Did you understand my post or did you have to go word-to-word?

I said this happened in "a low memory situation." Socket read returns None because system is out-of-memory. Under such condition, there will be two calls to IOReadDone() in which the latter will cause a key fault. @belyalov's solution is the quickest and it worked. If you happen to have your own implementation in mind, why don't you fix it?

Next time, maybe try to pay attention to the actual code instead of people's words.

shawwwn avatar Sep 26 '18 12:09 shawwwn

Did you understand my post or did you have to go word-to-word?

There's such notion as "fail fast": https://en.wikipedia.org/wiki/Fail-fast . If you make mistake with such simple things as Python function returns, just imagine how many mistakes can be done with less obvious things?

Socket read returns None because system is out-of-memory. Under such condition, there will be two calls to IOReadDone() in which the latter will cause a key fault.

Still not a correct analysis, see the code above.

@belyalov's solution is the quickest and it worked.

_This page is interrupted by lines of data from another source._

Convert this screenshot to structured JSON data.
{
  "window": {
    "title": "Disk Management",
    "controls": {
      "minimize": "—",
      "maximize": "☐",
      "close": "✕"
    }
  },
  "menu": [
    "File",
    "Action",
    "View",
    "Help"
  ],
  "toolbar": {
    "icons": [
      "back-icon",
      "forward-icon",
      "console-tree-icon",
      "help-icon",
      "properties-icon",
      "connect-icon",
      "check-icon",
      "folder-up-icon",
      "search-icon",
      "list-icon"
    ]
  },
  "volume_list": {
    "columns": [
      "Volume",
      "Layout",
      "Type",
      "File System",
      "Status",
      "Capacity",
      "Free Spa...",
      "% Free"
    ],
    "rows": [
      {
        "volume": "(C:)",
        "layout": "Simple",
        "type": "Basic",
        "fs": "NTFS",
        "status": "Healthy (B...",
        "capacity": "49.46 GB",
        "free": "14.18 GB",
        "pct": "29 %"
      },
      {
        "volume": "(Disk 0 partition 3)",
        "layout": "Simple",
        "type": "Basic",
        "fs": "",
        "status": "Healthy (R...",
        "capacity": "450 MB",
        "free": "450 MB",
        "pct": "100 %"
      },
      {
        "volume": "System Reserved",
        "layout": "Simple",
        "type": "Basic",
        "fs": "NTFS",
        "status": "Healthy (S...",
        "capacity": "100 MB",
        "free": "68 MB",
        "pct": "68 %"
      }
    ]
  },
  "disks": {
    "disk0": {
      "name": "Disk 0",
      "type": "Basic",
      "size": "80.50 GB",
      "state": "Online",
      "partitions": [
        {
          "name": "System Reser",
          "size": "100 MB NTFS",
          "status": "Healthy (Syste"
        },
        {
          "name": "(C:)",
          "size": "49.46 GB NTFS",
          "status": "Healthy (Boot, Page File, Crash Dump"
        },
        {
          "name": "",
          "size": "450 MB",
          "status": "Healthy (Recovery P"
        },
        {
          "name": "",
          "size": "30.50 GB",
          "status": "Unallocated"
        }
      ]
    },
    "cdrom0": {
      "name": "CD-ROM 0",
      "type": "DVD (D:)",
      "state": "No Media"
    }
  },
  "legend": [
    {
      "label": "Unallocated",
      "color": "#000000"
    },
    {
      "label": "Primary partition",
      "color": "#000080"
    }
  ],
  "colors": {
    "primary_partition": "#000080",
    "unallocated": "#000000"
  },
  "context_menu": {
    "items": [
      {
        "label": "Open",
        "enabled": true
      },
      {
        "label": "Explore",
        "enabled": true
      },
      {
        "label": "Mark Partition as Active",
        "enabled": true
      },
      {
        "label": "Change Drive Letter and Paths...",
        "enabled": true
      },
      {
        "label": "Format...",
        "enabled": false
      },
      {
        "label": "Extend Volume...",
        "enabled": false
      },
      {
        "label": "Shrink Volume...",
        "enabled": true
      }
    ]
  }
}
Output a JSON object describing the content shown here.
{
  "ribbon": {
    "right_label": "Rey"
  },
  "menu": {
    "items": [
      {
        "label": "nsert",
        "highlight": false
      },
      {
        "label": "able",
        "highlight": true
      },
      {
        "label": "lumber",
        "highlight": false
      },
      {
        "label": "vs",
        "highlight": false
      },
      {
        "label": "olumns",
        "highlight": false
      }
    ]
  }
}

As a maintainer of many (too many!) projects, I'm not interested in random quick-and-dirty "fixes", but in understanding the problem and finding the best solution, which is sometimes not obvious. I welcome anyone to apply the same approach and put the uasyncio code under scrutiny (but then the entire code, not just 2 random lines, it's a few screenfuls anyway). And if the description of a problem starts with "foo() doesn't return anything", please kindly let me be skeptical and call for more thoroughness on it.

pfalcon avatar Sep 26 '18 13:09 pfalcon

Please don't introduce irrelevant topic into this discussion. Thank you!

Conclusion: The current uasyncio implementation is uncared of socket error and (judging from the conversation) the issue is not likely to get fixed. So if you are reading this, please be prepared to write up your own select/poll mechanism when dealing with socket.

shawwwn avatar Sep 26 '18 14:09 shawwwn

@shawwwn I'd suggest you not to expect any patches accepted for micropython-lib. Here is good reading of what's going on.

Personally I decided not to spend any more time to talk to "maintainer" - simply because it is just time spending instead of problem solving.

Fork it (or use existing one), apply patch and use it like I did.

P.S. here is the fix: https://github.com/belyalov/micropython-lib/commit/68abd69b726448da06a682e1ec1216fd7575dce1

belyalov avatar Sep 26 '18 19:09 belyalov

All fixes and further development happens in the upstream repo, https://github.com/pfalcon/micropython-lib . This issue will be fixed too, when someone prepares a proper patch for it.

pfalcon avatar Sep 27 '18 09:09 pfalcon

This remains the upstream library for the MicroPython project.

That said, is this still an issue on recent versions on MicroPython and asyncio versions?

jonnor avatar Aug 25 '24 12:08 jonnor